The opposite is also true. Every cloud has a silver lining if only we want to find one. With this attitude, even the curses of Ki Tavo can be viewed as blessings in disguise. One such interpretation is offered by Rabbi Shneur Zalman of Liadi, the founder of Chabad (interestingly, Rabbi Shneur Zalman’s birthday, Elul 18, usually falls out close to Parshat Ki Tavo). This is how my neighbors chose to relate this morning, when their daughter accidentally ripped the kitchen cabinets off the wall while trying to climb on the counter at 7 AM. They could have focused on the child’s misdeed, on the fright, on the financial loss, on the inconvenience of sweeping the glass from their entire house for three hours, or on the ruined Shabbos atmosphere. Instead, they decided to concentrate on one thing only – the miracle of a child coming our unscathed from what otherwise might have become a tragedy.
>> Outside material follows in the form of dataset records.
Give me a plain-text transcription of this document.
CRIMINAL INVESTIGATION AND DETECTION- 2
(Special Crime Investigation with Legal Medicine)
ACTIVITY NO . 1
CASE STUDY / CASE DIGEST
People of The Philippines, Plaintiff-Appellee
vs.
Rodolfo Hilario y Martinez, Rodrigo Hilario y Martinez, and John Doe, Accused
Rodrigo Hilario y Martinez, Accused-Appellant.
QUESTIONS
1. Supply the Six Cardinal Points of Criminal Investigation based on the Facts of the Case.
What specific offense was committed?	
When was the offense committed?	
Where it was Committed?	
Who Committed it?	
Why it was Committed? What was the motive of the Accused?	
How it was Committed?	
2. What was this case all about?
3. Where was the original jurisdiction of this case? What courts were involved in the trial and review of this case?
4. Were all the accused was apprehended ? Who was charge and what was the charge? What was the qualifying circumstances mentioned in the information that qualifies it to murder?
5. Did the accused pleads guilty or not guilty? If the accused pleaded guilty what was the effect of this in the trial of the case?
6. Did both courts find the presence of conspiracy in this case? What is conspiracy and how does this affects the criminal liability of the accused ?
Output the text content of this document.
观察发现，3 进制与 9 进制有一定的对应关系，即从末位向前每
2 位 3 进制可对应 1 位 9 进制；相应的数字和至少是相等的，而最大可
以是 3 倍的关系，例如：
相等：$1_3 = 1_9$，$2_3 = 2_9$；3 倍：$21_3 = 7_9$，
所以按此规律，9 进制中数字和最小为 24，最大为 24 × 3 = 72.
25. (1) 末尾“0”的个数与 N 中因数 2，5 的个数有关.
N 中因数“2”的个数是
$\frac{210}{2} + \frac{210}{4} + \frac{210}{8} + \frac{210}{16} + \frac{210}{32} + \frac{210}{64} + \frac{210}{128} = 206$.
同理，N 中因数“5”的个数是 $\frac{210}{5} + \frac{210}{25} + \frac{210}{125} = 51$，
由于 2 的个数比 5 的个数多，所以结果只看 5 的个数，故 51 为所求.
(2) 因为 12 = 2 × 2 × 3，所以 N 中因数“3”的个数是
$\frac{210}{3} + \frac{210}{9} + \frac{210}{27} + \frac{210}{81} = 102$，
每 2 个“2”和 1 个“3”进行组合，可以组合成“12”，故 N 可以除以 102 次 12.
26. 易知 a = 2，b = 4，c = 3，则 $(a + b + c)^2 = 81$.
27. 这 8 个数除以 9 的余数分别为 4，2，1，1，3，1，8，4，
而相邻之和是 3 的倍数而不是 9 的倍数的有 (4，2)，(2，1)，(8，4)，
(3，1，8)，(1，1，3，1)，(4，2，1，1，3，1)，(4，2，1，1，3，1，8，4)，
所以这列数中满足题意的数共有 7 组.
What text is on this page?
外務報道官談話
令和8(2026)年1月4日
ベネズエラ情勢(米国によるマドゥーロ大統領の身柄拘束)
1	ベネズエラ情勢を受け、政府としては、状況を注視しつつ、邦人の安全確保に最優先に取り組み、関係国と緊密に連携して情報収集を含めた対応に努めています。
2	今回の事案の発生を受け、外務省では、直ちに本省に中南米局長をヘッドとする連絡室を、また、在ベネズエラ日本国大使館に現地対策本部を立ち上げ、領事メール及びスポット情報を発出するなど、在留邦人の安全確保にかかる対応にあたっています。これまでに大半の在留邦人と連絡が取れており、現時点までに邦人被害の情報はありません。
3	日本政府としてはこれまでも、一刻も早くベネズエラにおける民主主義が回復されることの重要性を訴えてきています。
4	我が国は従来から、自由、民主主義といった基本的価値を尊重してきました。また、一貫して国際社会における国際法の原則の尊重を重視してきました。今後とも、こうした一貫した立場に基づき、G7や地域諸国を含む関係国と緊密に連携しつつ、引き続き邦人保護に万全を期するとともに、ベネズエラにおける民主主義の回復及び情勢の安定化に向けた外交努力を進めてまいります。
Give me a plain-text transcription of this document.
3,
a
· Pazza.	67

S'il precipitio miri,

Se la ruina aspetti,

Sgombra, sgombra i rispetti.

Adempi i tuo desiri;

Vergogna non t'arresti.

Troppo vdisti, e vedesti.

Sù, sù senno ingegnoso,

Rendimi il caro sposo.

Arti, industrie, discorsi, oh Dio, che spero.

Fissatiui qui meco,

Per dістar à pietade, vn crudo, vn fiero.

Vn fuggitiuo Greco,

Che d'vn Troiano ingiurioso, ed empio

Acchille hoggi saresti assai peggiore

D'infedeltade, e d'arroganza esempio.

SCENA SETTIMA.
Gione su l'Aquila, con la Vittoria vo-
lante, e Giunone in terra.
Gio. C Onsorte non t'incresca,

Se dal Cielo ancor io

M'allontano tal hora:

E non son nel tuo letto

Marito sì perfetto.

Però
This idea of counting the blessings is central to Rosh Hashana. As the new year begins, we approach G-d with a request to grant us another chance. Despite everything we might have done until now, this year we promise to be true to our mission. And what exactly is that mission? Midrash Tanchuma (Naso 17) reveals that G-d’s purpose in the Creation was to establish a dwelling place for Himself in the lower worlds or in other words for man to reveal the divine in the mundane. By becoming cognizant of our many blessings, we acknowledge G-d’s presence in our world. The shift in focus from the negative to the positive frees us from the obsession with “must-have” to thinking about doing our jobs by maximizing that which we already have, not only in physical possessions, but also in talents, relationships, and possibilities.

As any parent knows, nothing puts a damper on the wish to give like an ungrateful child. As Rosh Hashana approaches, may we all find the wisdom to seek out the positive and thus become worthy of even more divine blessing.